The committee has declined to release details of the bill until the draft legislation is posted ahead of Wednesday's markup. SNA's support will be critical to moving the legislation through both the Senate and House. 

The bill would allow 80 percent of grain products served in schools to be whole grain rich, down from the current standard of 100 percent. The reduction in sodium limits would be delayed from the 2017-2018 school year to 2019-2020.

The bill also would require a study to be conducted to determine whether another reduction in the sodium limits, set by 2022, is justified by scientific evidence and whether food manufacturers are capable of preparing palatable products that would qualify.

Under the current standards, the sodium limit for school lunches is scheduled to drop from 1,230 milligrams to 935 milligrams in 2017 for kindergarten through fifth grade, and then to 640 milligrams in 2022. 

The limit for high school students is set to drop from 1,420 milligrams to 1,080 in 2017 and 740 milligrams in 2022. There are similar reductions for middle-school students and for school breakfast.

The snack provision would require formation of a working group to recommend to the Agriculture Department additional “nutrient dense” a la carte items that could be sold in school. New “smart snack” regulations USDA has imposed no longer allow products such as low-fat whole grain pizza and pretzels with hummus, according to SNA.

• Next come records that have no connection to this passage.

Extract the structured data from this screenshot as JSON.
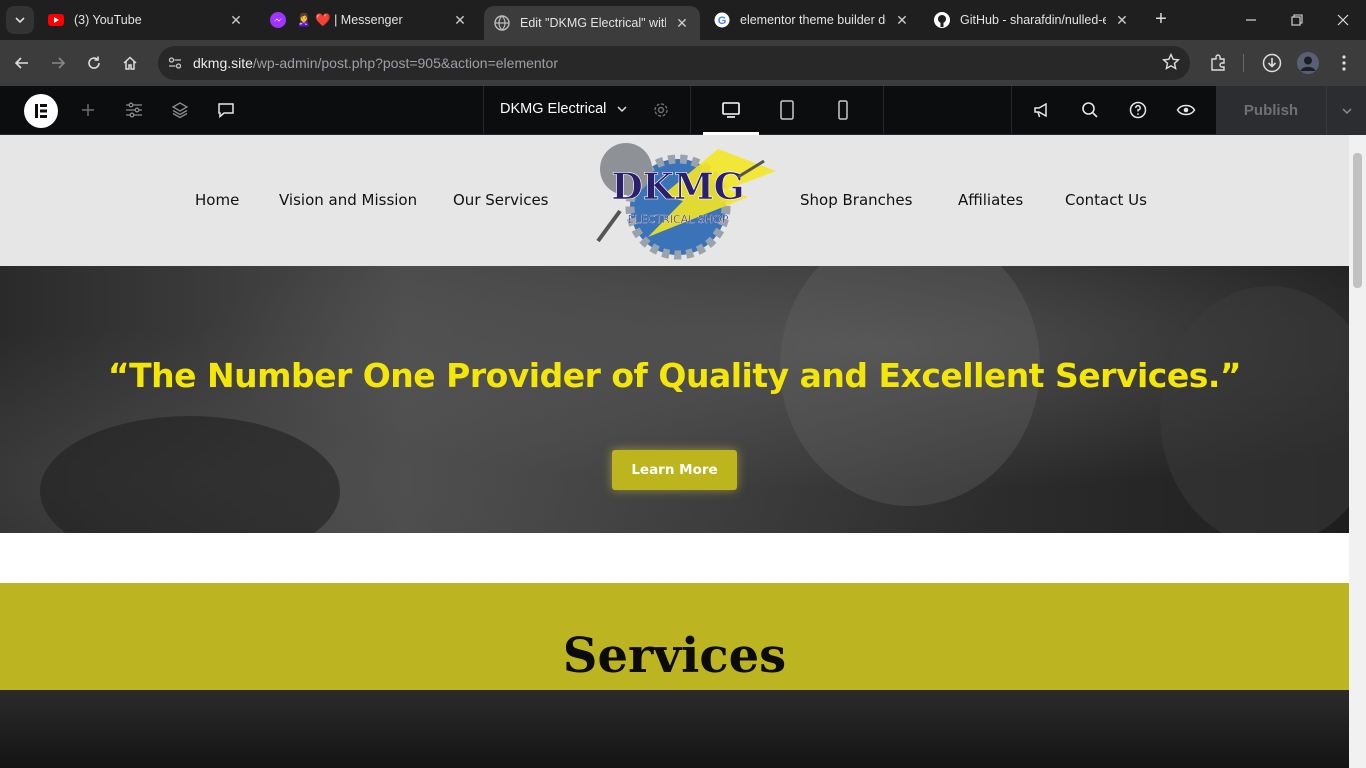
{
  "browser": {
    "tabs": [
      {
        "title": "(3) YouTube",
        "icon": "youtube-icon"
      },
      {
        "title": "🙎‍♀️ ❤️ | Messenger",
        "icon": "messenger-icon"
      },
      {
        "title": "Edit \"DKMG Electrical\" with Elementor",
        "icon": "globe-icon",
        "active": true
      },
      {
        "title": "elementor theme builder download",
        "icon": "google-icon"
      },
      {
        "title": "GitHub - sharafdin/nulled-elementor",
        "icon": "github-icon"
      }
    ],
    "address": {
      "host": "dkmg.site",
      "path": "/wp-admin/post.php?post=905&action=elementor"
    }
  },
  "elementor": {
    "document_title": "DKMG Electrical",
    "publish_label": "Publish"
  },
  "site": {
    "nav_left": [
      "Home",
      "Vision and Mission",
      "Our Services"
    ],
    "nav_right": [
      "Shop Branches",
      "Affiliates",
      "Contact Us"
    ],
    "logo": {
      "main": "DKMG",
      "sub": "ELECTRICAL SHOP"
    },
    "hero": {
      "quote": "“The Number One Provider of Quality and Excellent Services.”",
      "button_label": "Learn More"
    },
    "services_heading": "Services"
  },
  "colors": {
    "accent_yellow": "#f5e60a",
    "olive": "#bcb521",
    "header_bg": "#e6e6e6",
    "elementor_bar": "#0c0d0e"
  }
}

Another provision in the bill is aimed at reducing waste of fruits and vegetables. Some local health departments have restricted the use of salad bars in cafeterias or prevented schools from allowing fruits or vegetables that are returned by children to be given to others. The bill would require USDA and the Centers for Disease Control and Prevention to issue food-safety guidelines for local health officials to follow.

The bill would replace the Health, Hunger-Free Kids Act, which expired last September. Despite tweaking the whole grain and sodium requirements, the bill would essentially lock in improvements in nutrition standards that the Obama administration implemented under the expired law. 

The legislation also reauthorizes the Women, Infants and Children nutrition assistance program.

House Education and Workforce Chairman John Kline, R-Minn., has said he plans to move similar legislation through his committee, which has jurisdiction over child nutrition programs in that chamber.